Après l'entracte, Christopher Maltman trouve en Tes yeux bleus d'Emmanuel Chabrier, nimbé de réminiscences wagnériennes (deuxième et troisième des Wesendonck), une heureuse transition vers la mélodie française. Si sa Gwendoline s'avère volontiers bayreuthienne, l'Auvergnat ne dédaigna aucune friandise, comme nous le rappelle son Lied au parfum d'opérette, par certains aspects plus proche d'España. Après les vers bien oubliables de Marcel Rollinat, les sous-entendus un rien vulgaires de Catulle Mendès mènent à une Chanson pour Jeanne que fort adroitement le baryton ne rend point trop niaisement larmoyante, puis aux Cigales de Rosemonde Gérard (Mme Rostand), franche mièvrerie décorative tout à fait dispensable.
Au début du siècle dernier, quelques-uns de nos compositeurs recherchèrent l'esprit français dans les poètes et dramaturges du XVIIe. Bien sûr, chacun devait rencontrer là ses propres caractères, ce panthéon se faisant alors miroir. Ainsi la libre-pensée du moderne et libertin Théophile de Viau (1590-1626) retint-elle toute l'attention de Reynaldo Hahn dont la réputation peut aisément se projeter dans les préférences érotiques avouées par son illustre aîné. Il ménage un dessin néobaroque délicatement pastiché aux vers d'À Chloris que Graham Johnson nimbe d'une tendresse indicible.

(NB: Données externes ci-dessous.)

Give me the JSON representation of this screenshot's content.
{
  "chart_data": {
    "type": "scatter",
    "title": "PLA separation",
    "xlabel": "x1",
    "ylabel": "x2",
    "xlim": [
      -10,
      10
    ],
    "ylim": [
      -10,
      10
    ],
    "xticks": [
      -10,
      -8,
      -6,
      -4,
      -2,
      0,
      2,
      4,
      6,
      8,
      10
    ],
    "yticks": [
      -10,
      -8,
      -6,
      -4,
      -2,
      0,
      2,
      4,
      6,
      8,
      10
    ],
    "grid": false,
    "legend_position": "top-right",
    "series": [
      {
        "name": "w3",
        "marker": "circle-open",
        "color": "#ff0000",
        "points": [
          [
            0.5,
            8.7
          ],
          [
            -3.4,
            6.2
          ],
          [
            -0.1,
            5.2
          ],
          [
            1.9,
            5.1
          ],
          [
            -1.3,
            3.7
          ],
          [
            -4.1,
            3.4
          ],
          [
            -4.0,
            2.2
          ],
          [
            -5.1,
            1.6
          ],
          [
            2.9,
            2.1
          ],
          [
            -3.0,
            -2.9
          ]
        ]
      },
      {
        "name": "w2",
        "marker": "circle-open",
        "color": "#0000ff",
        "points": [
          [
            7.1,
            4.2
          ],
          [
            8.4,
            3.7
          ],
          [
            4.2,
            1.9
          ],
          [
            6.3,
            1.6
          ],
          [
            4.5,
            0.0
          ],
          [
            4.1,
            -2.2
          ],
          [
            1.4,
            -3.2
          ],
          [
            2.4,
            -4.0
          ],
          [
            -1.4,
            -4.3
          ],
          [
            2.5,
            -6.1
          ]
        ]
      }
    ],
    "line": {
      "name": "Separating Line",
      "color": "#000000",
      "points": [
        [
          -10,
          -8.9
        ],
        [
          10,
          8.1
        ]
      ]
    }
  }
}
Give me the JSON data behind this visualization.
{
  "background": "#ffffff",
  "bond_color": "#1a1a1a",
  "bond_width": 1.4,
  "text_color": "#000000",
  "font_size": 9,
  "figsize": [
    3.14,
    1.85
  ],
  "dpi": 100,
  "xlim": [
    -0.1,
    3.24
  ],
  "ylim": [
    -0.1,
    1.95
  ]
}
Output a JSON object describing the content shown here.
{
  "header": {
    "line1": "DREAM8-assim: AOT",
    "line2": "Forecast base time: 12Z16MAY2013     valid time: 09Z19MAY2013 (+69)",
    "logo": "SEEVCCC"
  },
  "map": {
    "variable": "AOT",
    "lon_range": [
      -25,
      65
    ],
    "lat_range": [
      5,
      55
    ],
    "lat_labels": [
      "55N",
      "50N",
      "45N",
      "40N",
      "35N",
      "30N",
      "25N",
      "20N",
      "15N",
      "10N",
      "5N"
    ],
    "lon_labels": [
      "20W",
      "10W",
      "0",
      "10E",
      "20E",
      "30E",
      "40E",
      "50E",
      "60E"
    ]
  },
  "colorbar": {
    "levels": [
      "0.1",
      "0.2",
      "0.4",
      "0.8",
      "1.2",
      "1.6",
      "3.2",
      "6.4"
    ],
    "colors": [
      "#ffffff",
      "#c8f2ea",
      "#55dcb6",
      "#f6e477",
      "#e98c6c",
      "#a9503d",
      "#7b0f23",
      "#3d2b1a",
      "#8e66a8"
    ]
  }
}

Ici, la voix se fait velours. Quant à lui, le Montpelliérain Émile Paladilhe se pencha sur les rigueurs passionnées de Pierre Corneille dont il mit en musique Psyché.
La poésie des anciens féconda plus d'une fois la créativité de Claude Debussy. Sa musique visite Charles d'Orléans (1394-1465) dès 1898, puis en 1904, convoque la même année Tristan L'Hermite (1601-1655) dans ses Trois chansons de France, interprétant six ans plus tard Le promenoir des deux amants qui partage cette veine avec les Trois ballades de François Villon (1431-1463). Nous croisons au piano le motif délicat de Des pas dans la neige dans Auprès de cette grotte sombre, le premier épisode du cycle. Le baryton dépose chacun des trois poèmes presque à mi-voix, fondant la couleur dans l'articulation masquée de l'accompagnement. Cette pudique expressivité traverse des brumes envoûtantes qui inscriront dans nos mémoires ce passage comme le sommet du récital.
Pour finir, le chanteur a choisi trois des Chansons gaillardes imaginées par Francis Poulenc sur des textes anonymes du XVIIe siècle et composées juste après ses Poèmes de Ronsard (1926). Outre une diction d'une exemplaire intelligibilité, on apprécie (tout au long de cette seconde partie) l'art de la nuance, l'intelligence du texte et le bel esprit avec lesquels Christopher Maltman sert ce répertoire.